Another imminent Pre Raphaelite artist Edward Coley Burne Jones painted a portrait of Isabelle and the pot of basil in 1867. This interpretation of Isabelle depicts the emotional moment the girl weeps over her basil plant towards the end of the story.

 

The Coley Burne Jones masterpiece draws on ancient mythology, recalling elements of traditional folklore. For example, the ancient Greeks and Romans believed basil was associated with hatred, and according to folk beliefs, the plant had to be sown with swearing and ranting. The ancient Egyptians used the herb in the embalming process, making it a symbol of mourning.

 

Romantic poet John Keats used the story to inspire his poem Isabella, or the Pot of Basil. In the hands of the highly idealistic romantic Keats, the tale became a love story corrupted by the pride and greed of Isabella’s brothers, who treated her like an object.

 

The Romantic version is set in Florence; the poem is filled with profoundly violent imagery before and after the murder.
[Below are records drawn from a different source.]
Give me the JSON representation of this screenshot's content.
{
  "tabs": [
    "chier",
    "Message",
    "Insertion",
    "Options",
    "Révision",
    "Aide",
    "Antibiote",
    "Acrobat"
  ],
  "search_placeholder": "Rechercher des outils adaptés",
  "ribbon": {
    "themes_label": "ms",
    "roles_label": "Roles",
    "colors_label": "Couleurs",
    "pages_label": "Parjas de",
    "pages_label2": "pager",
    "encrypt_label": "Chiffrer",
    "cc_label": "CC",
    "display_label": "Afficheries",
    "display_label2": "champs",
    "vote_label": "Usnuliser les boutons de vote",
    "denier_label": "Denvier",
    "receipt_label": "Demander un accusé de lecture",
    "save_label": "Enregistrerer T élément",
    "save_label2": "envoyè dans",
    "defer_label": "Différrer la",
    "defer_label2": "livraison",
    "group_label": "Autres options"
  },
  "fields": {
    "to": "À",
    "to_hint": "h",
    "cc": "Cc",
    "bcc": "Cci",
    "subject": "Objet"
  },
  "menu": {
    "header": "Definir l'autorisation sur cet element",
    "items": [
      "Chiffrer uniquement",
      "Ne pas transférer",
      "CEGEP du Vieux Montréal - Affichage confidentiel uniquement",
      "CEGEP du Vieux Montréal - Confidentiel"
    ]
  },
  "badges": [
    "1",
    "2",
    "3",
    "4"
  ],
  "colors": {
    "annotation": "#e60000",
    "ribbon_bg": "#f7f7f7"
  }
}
Keats quotes the Greek myth of Perseus, who killed Medusa, the gorgon serpent-headed monster, which is at the centre of the Trinacria, an ancient symbol still used to represent Sicily today.

 

There is always a story behind every work of art; Sicily takes this aphorism to an extreme with its history filled with violence, tragedy, and loss.

 

The baroque ceramic Moorish heads are the artistic expression of the island’s rich yet dark mythology.